President of Singapore, Tony Tan. Photo: Associated Press/Bob Edme
Nine individuals from the public and private sectors have been appointed to a Constitutional Commission that will review aspects of the Elected Presidency.
They will look at the qualifying process for Presidential candidates and whether the eligibility criteria should be updated, whether the powers of the Council of Presidential Advisers should be beefed up and recommendations to ensure minority candidates can be periodically elected as President, said the Prime Minister’s Office on Wednesday (10 Feb), according to media reports.
The Commission will be chaired by Chief Justice Sundaresh Menon. Other members of the Commission include former Speaker Abdullah Tarmugi, Public Service Commission chairman Eddie Teo, DBS Bank chairman Peter Seah and chairman of the Lee Kuan Yew Centre for Innovative Cities, Professor Chan Heng Chee.

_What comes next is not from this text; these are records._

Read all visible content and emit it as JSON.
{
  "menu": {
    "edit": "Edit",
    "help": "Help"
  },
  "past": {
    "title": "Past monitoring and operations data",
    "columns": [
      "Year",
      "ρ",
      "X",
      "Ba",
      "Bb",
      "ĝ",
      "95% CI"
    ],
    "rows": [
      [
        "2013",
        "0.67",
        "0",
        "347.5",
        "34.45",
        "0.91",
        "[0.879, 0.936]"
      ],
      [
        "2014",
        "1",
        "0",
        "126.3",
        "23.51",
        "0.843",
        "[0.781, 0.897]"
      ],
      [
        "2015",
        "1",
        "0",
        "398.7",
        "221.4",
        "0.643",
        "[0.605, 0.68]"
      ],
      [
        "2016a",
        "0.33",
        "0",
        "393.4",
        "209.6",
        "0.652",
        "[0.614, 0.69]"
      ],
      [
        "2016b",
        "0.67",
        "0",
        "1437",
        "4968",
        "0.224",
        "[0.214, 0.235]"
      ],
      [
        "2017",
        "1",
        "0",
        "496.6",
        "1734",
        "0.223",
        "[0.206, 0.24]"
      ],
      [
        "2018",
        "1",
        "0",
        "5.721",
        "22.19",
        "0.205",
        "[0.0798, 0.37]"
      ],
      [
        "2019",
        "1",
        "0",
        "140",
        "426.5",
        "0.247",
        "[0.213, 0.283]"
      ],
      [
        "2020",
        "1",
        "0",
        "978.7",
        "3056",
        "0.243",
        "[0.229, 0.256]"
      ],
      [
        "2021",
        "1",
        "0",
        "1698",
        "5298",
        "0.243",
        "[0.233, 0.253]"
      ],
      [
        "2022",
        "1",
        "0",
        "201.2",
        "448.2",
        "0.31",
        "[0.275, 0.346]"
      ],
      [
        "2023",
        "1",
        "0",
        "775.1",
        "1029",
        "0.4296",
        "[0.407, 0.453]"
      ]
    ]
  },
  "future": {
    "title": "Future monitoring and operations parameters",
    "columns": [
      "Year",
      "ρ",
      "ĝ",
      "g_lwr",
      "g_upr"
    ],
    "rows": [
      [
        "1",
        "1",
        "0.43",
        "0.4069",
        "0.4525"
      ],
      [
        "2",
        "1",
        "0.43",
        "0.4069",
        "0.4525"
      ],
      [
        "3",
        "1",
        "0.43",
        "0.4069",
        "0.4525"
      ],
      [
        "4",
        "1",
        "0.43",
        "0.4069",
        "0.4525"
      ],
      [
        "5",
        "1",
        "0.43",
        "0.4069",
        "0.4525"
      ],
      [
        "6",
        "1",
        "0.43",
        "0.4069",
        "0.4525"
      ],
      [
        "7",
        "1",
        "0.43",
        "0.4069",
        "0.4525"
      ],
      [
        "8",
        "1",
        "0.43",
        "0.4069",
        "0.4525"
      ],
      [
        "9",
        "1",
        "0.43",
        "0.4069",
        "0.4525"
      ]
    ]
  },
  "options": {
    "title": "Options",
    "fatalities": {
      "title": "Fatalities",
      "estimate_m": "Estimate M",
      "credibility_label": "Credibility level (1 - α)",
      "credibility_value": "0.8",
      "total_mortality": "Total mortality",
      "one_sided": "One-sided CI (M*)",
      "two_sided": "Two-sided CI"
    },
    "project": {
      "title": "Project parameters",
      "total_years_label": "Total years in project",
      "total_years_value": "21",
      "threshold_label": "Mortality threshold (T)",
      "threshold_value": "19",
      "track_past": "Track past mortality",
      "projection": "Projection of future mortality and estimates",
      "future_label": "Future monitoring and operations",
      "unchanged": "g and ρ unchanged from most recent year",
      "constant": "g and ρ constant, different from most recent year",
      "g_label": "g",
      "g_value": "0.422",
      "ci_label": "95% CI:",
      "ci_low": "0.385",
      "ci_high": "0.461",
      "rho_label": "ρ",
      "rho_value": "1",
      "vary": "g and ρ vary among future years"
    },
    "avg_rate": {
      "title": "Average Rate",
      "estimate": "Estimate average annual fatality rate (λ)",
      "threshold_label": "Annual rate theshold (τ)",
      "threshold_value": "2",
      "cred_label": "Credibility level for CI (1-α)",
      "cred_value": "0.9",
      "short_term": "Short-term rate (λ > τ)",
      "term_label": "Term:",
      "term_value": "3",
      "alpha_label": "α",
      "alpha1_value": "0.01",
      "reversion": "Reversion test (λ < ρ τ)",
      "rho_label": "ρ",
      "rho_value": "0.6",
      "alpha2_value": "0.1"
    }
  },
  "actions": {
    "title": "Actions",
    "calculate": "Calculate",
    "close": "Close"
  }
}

In due course, members of the public will also be invited to submit their feedback to the Commission, said the PMO.
Last month, Prime Minister Lee Hsien Loong told Parliament that it was timely to review specific aspects of the elected presidency (EP). He noted that the EP had been instituted in 1990 as a stabiliser in the political system and a “major innovation”.
Seven men have served as Singapore’s President, three of them elected. Ong Teng Cheong, who served from 1993-99, was the first elected president.
S R Nathan served two terms unopposed, from 1999 to 2011.
President Tony Tan Keng Yam was elected in 2011 and will reach the end of his six-year term in 2017.